A hanaper or hanap, properly a case or basket to contain a "hanap" (O. Eng. kneels: cf. Dutch nap), is a medieval cup or drinking vessel, a goblet with a foot or stem; the term is still used by antiquaries for medieval stemmed cups. The famous Royal Gold Cup in the British Museum is called a "hanap" in the inventory of Charles VI of France of 1391.

The word "hanaper" (Med. Lat. hanaperium) was used particularly in the English chancery of a wicker basket in which were kept writs and other documents.

From "hanaper" is derived the modern "hamper", a wicker or rush basket used for carrying game, fish, wine, etc. The verb " to hamper," to entangle, obstruct, hinder, especially used of disturbing the mechanism of a lock or other fastening so as to prevent its proper working, is of doubtful origin.
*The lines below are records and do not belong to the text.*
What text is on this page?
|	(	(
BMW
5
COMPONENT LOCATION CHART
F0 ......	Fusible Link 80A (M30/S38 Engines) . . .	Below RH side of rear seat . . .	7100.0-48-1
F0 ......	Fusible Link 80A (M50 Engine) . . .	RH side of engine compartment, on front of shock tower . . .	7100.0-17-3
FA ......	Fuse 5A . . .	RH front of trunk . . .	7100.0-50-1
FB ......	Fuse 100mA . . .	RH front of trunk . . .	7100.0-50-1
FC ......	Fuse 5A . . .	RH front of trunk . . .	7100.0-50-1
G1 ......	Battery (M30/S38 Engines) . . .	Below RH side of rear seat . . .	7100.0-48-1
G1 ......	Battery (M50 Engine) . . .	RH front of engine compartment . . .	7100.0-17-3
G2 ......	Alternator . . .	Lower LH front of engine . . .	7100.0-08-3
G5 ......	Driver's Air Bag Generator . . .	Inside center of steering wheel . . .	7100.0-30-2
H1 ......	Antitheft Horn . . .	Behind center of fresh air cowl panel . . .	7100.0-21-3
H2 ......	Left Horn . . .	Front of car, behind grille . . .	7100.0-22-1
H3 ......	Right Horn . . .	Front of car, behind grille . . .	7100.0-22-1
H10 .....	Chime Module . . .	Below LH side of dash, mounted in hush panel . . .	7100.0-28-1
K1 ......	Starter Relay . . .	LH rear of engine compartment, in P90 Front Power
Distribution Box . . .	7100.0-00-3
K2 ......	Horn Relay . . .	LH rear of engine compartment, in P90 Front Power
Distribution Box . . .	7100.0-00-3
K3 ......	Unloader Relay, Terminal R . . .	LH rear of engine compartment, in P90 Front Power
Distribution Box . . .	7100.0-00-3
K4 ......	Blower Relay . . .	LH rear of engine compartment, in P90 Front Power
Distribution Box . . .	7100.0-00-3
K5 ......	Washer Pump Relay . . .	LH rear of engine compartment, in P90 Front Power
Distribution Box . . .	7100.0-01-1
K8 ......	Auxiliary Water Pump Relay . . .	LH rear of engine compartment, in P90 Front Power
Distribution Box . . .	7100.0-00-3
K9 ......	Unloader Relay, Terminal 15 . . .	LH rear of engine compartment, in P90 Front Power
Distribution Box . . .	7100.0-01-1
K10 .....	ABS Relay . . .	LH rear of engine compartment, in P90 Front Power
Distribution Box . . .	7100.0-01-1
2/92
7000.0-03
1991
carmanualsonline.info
It is probably connected with a root seen in the Icel. hemja, to restrain, and Ger. hemmen, to clog.

For another usage, see Alienation Office.

==Clerk of the Hanaper==
Clerk of the Hanaper became an office in the department of the chancery, now abolished. The clerk, also known as warden of the hanaper, was paid fees and other moneys for the sealing of charters, patents, writs, etc., and from which issued certain writs under the great seal. The British office was abolished in 1852. In Ireland the office of the Clerk of the Crown and Hanaper within the Irish Chancery persisted until 1922.